If you have ever thumbed your way through a book of “famous last words”, you’ll understand why today’s revelations about the late Richard Holbrooke are quite normal.
“Famous last words” collections have been printed worldwide by various publishers throughout the centuries. These publications claim to have an index of the famous last words of famous dying people individuals whose special status has, unlike most other people, lent their last words to posterity, having led to someone recording the words and somehow officially preserving them so well that they reach us today, unchanged. And contrary to what you might imagine, famous people seem to have quite a bit of energy in their last breaths they seem to say a great deal at the very end. Not a gasp or a meek goodbye, famous people as these fabulous volumes purport have profound and eternal statements bubbling out of them moments before they pass that encompass the whole life that preceded them or the legacy that life would soon leave behind.

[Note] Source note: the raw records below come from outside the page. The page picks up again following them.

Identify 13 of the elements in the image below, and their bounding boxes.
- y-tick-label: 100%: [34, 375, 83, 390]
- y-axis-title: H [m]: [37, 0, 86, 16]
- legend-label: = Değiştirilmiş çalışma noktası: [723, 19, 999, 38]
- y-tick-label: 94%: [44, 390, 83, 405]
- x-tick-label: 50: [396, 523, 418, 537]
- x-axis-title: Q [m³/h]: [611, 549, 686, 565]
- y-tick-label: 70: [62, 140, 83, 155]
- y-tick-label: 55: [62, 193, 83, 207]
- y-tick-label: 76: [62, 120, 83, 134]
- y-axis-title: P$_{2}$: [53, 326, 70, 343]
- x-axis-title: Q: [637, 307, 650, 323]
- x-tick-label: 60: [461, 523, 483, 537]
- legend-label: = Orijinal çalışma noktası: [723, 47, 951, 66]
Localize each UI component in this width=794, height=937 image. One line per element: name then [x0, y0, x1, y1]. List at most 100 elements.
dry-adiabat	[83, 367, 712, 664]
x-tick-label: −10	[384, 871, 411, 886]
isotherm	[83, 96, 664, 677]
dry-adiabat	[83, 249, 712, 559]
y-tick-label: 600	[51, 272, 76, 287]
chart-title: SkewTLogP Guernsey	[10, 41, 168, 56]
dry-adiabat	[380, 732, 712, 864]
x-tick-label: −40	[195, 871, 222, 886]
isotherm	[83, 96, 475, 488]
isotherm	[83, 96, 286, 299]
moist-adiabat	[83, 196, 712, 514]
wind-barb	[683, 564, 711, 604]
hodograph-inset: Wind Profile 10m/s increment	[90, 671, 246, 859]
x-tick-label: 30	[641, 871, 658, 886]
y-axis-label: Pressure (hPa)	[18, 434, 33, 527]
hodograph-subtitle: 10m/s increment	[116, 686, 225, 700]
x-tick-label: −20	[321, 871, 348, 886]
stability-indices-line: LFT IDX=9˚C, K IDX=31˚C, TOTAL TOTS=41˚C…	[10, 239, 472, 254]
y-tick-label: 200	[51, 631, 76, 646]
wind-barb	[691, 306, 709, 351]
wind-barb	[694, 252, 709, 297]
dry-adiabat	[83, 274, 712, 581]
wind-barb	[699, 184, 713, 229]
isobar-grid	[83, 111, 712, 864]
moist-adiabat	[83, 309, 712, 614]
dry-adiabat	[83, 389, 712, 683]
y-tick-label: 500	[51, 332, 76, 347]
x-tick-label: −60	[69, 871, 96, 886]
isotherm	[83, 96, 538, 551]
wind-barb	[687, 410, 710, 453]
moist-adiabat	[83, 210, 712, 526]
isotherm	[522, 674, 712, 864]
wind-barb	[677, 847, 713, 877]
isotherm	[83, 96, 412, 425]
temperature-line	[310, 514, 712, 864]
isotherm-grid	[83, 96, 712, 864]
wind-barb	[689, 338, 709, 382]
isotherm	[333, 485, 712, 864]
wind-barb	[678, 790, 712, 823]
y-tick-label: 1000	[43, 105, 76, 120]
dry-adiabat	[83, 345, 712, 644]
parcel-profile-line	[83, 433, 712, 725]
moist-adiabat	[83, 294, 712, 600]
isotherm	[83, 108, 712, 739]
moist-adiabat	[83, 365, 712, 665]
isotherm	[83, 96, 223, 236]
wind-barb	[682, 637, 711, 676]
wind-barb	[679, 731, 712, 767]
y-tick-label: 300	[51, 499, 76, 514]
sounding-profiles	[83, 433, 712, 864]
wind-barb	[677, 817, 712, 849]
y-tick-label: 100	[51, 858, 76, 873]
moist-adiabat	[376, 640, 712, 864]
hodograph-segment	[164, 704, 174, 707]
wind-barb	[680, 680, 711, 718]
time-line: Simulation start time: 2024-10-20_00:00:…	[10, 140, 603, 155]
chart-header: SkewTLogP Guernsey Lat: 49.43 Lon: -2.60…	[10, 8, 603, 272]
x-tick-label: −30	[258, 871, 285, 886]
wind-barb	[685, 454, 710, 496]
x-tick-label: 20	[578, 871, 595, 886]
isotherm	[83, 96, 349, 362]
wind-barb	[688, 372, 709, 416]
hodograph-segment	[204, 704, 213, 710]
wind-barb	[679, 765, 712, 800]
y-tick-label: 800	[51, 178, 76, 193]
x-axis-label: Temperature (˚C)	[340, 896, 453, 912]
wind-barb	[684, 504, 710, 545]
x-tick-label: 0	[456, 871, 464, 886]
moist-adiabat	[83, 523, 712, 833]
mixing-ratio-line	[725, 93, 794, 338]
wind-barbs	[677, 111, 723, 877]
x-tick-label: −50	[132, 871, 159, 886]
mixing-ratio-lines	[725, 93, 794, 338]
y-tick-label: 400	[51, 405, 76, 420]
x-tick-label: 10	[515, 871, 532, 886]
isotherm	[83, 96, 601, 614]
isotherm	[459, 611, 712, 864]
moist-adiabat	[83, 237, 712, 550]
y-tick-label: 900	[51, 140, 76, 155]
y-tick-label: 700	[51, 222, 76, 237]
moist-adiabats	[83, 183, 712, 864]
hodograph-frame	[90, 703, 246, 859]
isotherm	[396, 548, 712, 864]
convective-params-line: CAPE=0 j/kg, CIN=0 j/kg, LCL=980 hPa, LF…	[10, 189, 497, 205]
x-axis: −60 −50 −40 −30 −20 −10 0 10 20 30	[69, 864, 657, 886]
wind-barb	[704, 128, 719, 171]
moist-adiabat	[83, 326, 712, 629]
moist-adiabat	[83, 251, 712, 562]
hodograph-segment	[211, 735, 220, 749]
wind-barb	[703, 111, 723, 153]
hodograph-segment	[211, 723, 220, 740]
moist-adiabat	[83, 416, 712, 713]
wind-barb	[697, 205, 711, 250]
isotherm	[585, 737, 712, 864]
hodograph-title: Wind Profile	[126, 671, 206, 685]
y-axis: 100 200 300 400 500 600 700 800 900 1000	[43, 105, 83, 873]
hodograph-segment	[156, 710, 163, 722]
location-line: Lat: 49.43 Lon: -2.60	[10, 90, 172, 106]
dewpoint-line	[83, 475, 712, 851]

Statements like those of French philosopher Voltaire who, when asked to confirm his religious beliefs before passing by repudiating the devil, replied “Now, now, my good man, this is no time for making enemies.”
Or Julius Caesar’s “Et tu, Brute?”
Or statements like those made by the late U.S. Special Envoy to Afghanistan and Pakistan: Richard C. Holbrooke, who, according to State Department spokesman P. J. Crowley, had this to say as he lay on his deathbed a few days ago: “I can’t relax. I’m worried about Afghanistan and Pakistan.” His medical team attempted to calm his nerves about AfPak policy as they wheeled him into surgery when one doctor, according to Crowley (who himself was not at the scene), stated “Well, tell you what; we’ll try to fix this challenge while you’re undergoing surgery.” Holbrooke responded with “Yeah, see if you can take care of that, including ending the war.”
His Pakistani surgeon (what irony!) Farzad Najam must have been touched. So must have been his Egyptian internist Hillary Clinton’s physician Jehan El-Bayoumi, who, according to the Washington Post was the person to whom Holbrooke made “the comment in painful banter, rather than as a serious exhortation about policy.” Crowley, for his part, has characterized the exchange as “humorous repartee.”
Whether or not Richard Holbrooke was obsessed with his work or simply a macabre jokester, the official State Department line is that his last words were about ending the war in Afghanistan. And as it is with most things surrounding the bigwigs of Washington, this little slip of information is not accidental. So what is the State Department trying to say? That the war in Afghanistan must end that the troop surge that Holbrooke himself supported was a mistake that now needs to rectified? Or perhaps this is a good old fashioned in-house DC move one of those big hints that a minor bicker in town has become a Colin-Powell-esque rift between the State Department and the White House. So then, are Holbrooke’s last words indicating a Hillary versus Barack face-off to come?
Symbolism aside, what is very clear from the public release of information about Holbrooke’s last words whether in jest or in earnest is that this war is weighing down on Washington. Whatever profits were imagined, are becoming less so, and whatever grand chess moves that were planned have been thwarted. Instead, the Afghanistan-Pakistan war as it should rightly be called since that is exactly what it is has become a burden to Washington and a divisive breaking point between various factions in town.
It has outlasted the war in Vietnam and the previous occupation of Afghanistan by the Russians. The public benefits are no longer greater than or even equal to the actual private profits that are being reaped behind the scenes of this sad war which years ago began as an alleged manhunt. Now, the old motives have been forgotten amongst the various other explanations that the US government and its allies have presented to account for their continued presence in the dust that was once Afghanistan.
Richard Holbrooke was the US public face of this war and the face was wrinkled, exhausted and its heart could no longer take the pressures of such perilous responsibility. In light of what we have been told of his last words, Holbrooke wasnt the only one who was tense about AfPak policy ending the war may be a matter of life or death for the Obama administration, as well.